Last week we wrote about our ongoing reflections on what it means to hold and wield power in academia. We both find it necessary to persistently examine ourselves and our relationships to make sure that we use our power responsibly and with care. But we didn’t talk about ways to repair harm once you’ve already done it. So this week we thought we’d share a series of blog posts written by a favorite scholar of ours, Adrienne Keene.
In the first post, Dr. Keene discusses Black Panther as an entry point into conversations about indigenous futurism. If you read to the bottom of her analysis, you’ll see she added a quick note, two days after she posted her review (2/26), amending to acknowledge Afrofuturism. She thanks readers for their feedback, and takes the opportunity to recontextualize.
Well, she clearly continued getting feedback. The very next day (2/27), she wrote a blog post in which she apologized again. Titled “On Consenting to Learn in Public,” she provides a detailed history of how she grew up as a thinker and a scholar with the blog and with twitter. She says–beautifully, we think!–that
Once I entered the mindset that writing the blog was an exercise of consenting to learn in public, I became braver. I realized as long as I was genuine, and I was honest, and I was authentic to my own experiences, readers would join the journey with me. They would learn along side me. I didn’t have to have all the answers. I had plenty of questions, and that was ok.
It’s clear, though, that the feedback she was getting didn’t end there. She added an addendum to this blog post too, admitting that she removed a paragraph that was insensitive.

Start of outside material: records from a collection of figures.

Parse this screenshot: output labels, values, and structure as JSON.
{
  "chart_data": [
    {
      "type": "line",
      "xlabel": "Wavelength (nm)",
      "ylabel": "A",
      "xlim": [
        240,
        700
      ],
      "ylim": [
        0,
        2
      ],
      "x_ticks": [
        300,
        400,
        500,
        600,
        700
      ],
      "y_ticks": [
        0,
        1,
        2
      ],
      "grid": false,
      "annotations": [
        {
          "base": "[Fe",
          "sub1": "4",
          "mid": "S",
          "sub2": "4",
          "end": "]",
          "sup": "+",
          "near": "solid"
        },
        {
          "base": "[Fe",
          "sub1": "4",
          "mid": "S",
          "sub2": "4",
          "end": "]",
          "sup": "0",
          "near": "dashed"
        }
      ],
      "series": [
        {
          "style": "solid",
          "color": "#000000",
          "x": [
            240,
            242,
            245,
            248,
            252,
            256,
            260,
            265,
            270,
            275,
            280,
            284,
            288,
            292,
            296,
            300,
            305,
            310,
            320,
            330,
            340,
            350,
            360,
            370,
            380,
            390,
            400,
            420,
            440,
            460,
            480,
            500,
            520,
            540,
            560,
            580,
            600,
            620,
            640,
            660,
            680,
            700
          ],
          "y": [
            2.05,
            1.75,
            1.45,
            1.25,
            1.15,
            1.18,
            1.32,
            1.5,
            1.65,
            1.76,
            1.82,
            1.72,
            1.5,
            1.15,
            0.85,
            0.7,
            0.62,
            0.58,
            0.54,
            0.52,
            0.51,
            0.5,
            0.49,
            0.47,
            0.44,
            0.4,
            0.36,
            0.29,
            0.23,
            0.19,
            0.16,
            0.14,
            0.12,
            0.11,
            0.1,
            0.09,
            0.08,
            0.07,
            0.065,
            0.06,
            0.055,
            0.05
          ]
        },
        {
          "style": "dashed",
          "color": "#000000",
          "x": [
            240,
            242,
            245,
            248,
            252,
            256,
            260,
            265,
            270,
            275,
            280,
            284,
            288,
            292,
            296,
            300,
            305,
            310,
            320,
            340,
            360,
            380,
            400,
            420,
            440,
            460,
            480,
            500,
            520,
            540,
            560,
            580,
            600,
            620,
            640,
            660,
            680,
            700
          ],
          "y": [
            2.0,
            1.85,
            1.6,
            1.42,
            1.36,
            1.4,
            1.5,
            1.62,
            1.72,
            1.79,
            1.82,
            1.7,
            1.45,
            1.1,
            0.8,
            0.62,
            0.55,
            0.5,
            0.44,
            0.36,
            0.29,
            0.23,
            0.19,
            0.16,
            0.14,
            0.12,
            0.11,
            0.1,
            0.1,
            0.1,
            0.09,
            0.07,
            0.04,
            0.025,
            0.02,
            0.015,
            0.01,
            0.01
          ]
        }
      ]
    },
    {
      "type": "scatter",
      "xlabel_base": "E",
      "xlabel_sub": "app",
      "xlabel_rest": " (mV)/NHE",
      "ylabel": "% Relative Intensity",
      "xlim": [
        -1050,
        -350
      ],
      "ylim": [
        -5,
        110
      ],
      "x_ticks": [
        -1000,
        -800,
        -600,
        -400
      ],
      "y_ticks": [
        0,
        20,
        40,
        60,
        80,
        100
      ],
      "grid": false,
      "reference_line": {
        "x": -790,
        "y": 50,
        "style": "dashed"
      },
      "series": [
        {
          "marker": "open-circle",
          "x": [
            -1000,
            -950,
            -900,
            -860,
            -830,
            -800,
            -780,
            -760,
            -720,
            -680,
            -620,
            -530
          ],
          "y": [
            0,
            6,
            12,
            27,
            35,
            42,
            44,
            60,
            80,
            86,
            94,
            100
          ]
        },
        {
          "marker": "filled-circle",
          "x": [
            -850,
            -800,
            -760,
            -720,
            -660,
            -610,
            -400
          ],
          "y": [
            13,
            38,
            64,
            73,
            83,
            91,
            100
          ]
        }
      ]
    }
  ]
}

Finally, she wrote a whole new post on 2/28, this one simply titled “An Apology.” The apology comes first in this post and it is detailed, sincere, and clearly responds directly to interlocutors that maybe nobody but she heard from (we didn’t find direct critiques in the comments to “On Consenting to Learn” on her blog, for example). Even though the feedback she received was private, she learned (and apologized) in public. We also appreciated in this post the fact that she acknowledged the labor of the people who took the time to reach out and teach her.
There’s something graceful and admirable in her multiple attempts to really listen, to really learn, and to acknowledge that learning in this way was exhausting to those who stayed in dialogue and held her accountable. We think this is an amazing model (and hence an advanced seminar!) because Dr. Keene stuck it out, tried again and again, and came to a place of sincere apology and learning.